Once the intensities are estimated, exploratory analysis of the group structure in the microarray data may help explain the function of unknown genes by relating them to know genes in the same group, or diagnosing a patient according to the pattern observed in the corresponding gene expression data. We describe the application of model-based clustering with Gaussian mixtures for the first task, and of Potts model clustering for the first and second tasks. This latter model was first proposed by Blatt, Wiseman and Domany (1996) as a general clustering method. We built on their work and show that Potts model clustering is linked to kernel K-means and the MNCut methods, and hence it shares their good performance. We also show that a slightly modified version of both Potts model clustering and kernel K-mean (a penalized Potts model clustering and a weighted kernel K-means, respectively), solve the same problem, and introduce an algorithm, a penalized version of the Wolff algorithm, to uncover the cluster structure. We also note the link between kernel-based methods and non-parametric kernel density estimation, and use it to propose several estimates of the kernel bandwidths that improve the performance of the algorithms.
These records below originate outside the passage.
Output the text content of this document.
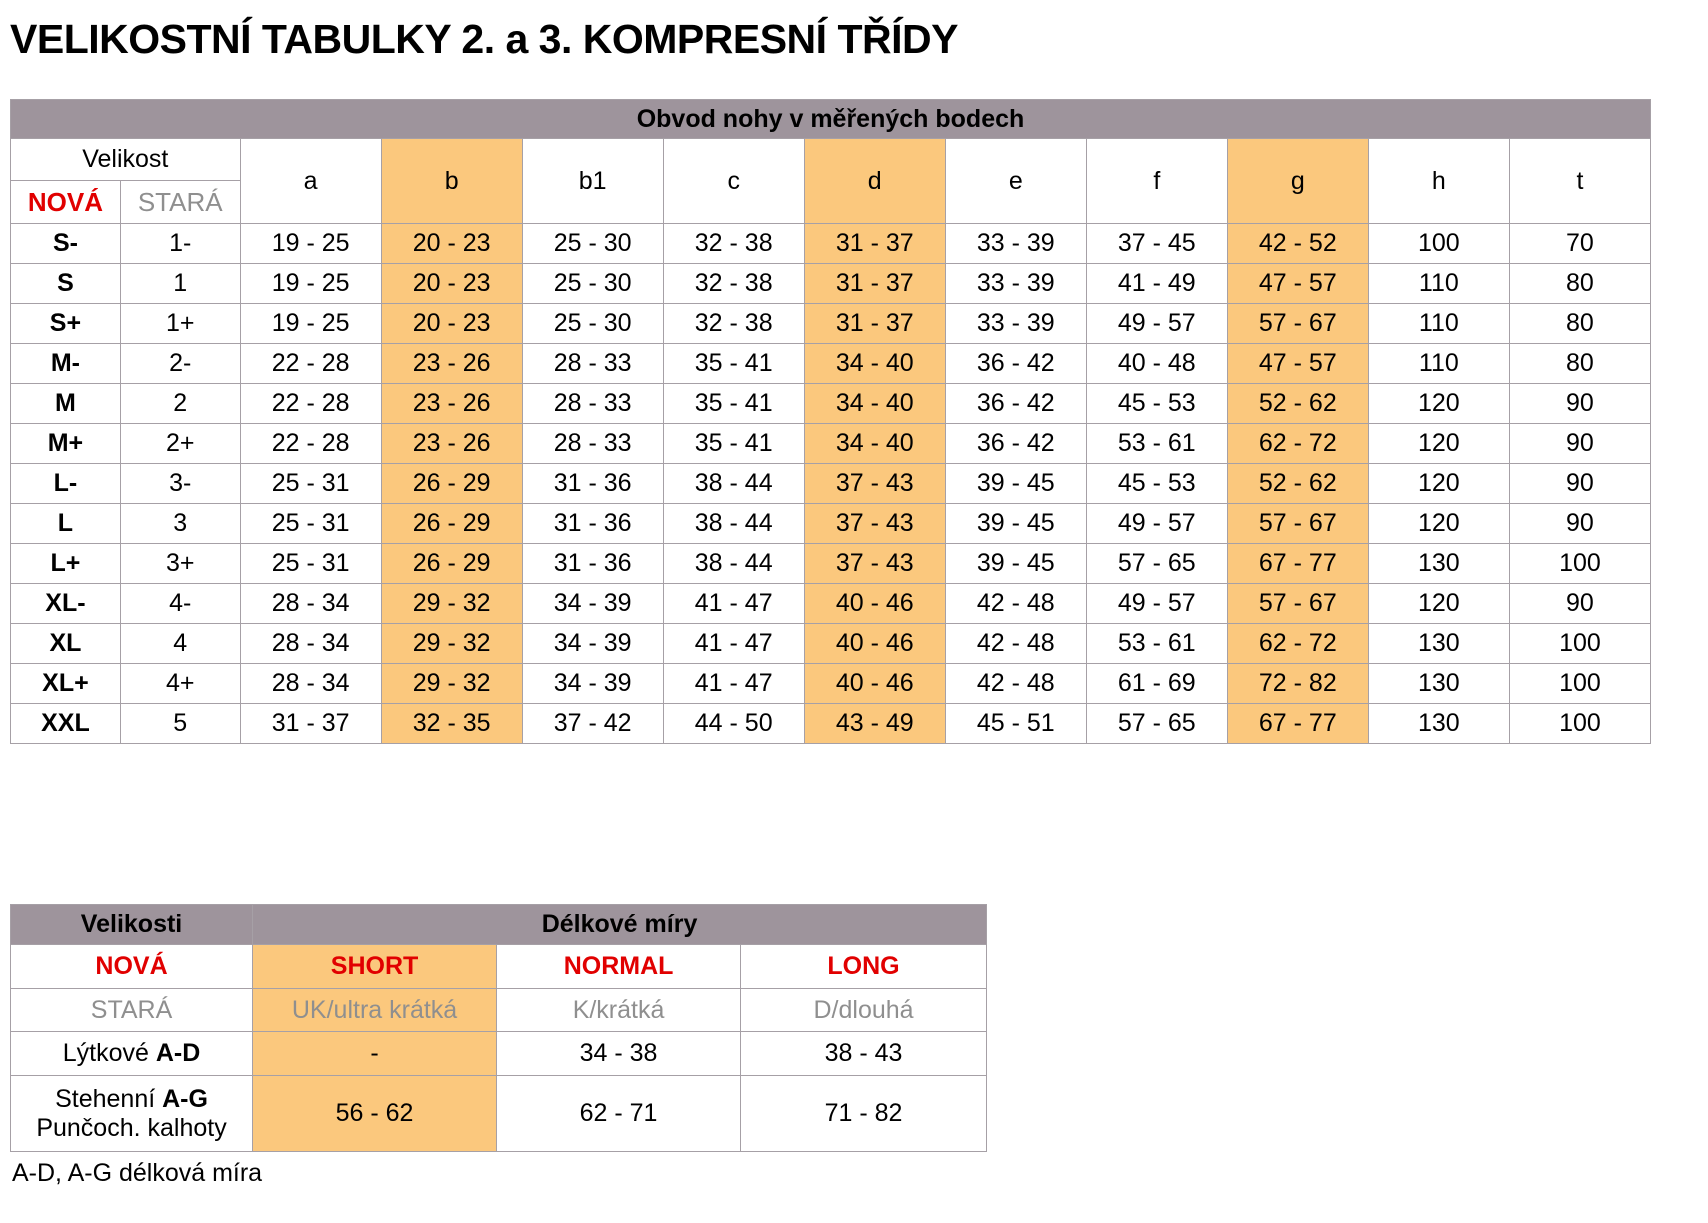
VELIKOSTNÍ TABULKY 2. a 3. KOMPRESNÍ TŘÍDY
Obvod nohy v měřených bodech											
Velikost		a	b	b1	c	d	e	f	g	h	t
NOVÁ	STARÁ										
S-	1-	19 - 25	20 - 23	25 - 30	32 - 38	31 - 37	33 - 39	37 - 45	42 - 52	100	70
S	1	19 - 25	20 - 23	25 - 30	32 - 38	31 - 37	33 - 39	41 - 49	47 - 57	110	80
S+	1+	19 - 25	20 - 23	25 - 30	32 - 38	31 - 37	33 - 39	49 - 57	57 - 67	110	80
M-	2-	22 - 28	23 - 26	28 - 33	35 - 41	34 - 40	36 - 42	40 - 48	47 - 57	110	80
M	2	22 - 28	23 - 26	28 - 33	35 - 41	34 - 40	36 - 42	45 - 53	52 - 62	120	90
M+	2+	22 - 28	23 - 26	28 - 33	35 - 41	34 - 40	36 - 42	53 - 61	62 - 72	120	90
L-	3-	25 - 31	26 - 29	31 - 36	38 - 44	37 - 43	39 - 45	45 - 53	52 - 62	120	90
L	3	25 - 31	26 - 29	31 - 36	38 - 44	37 - 43	39 - 45	49 - 57	57 - 67	120	90
L+	3+	25 - 31	26 - 29	31 - 36	38 - 44	37 - 43	39 - 45	57 - 65	67 - 77	130	100
XL-	4-	28 - 34	29 - 32	34 - 39	41 - 47	40 - 46	42 - 48	49 - 57	57 - 67	120	90
XL	4	28 - 34	29 - 32	34 - 39	41 - 47	40 - 46	42 - 48	53 - 61	62 - 72	130	100
XL+	4+	28 - 34	29 - 32	34 - 39	41 - 47	40 - 46	42 - 48	61 - 69	72 - 82	130	100
XXL	5	31 - 37	32 - 35	37 - 42	44 - 50	43 - 49	45 - 51	57 - 65	67 - 77	130	100
Velikosti	Délkové míry		
NOVÁ	SHORT	NORMAL	LONG
STARÁ	UK/ultra krátká	K/krátká	D/dlouhá
Lýtkové A-D	-	34 - 38	38 - 43

Stehenní A-G
Punčoch. kalhoty	56 - 62	62 - 71	71 - 82
A-D, A-G délková míra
The advantages of using probabilistic models for exploring group structure in this kind of data are numerous. Among the most important is the access to the distribution of the cluster labels, and hence the possibility of drawing statistical inference on the data cluster structure.

The work on cDNA microarray images was done in collaboration with R. Gottardo, J. Besag and M. Stephens. The work on Gaussian model-based clustering was done in collaboration with K. Y. Yeung, C. Fraley, A. E. Raftery and W. L. Ruzzo. The work on Potts model clustering was done in collaboration with L. Stanberry and W. Stuetzle.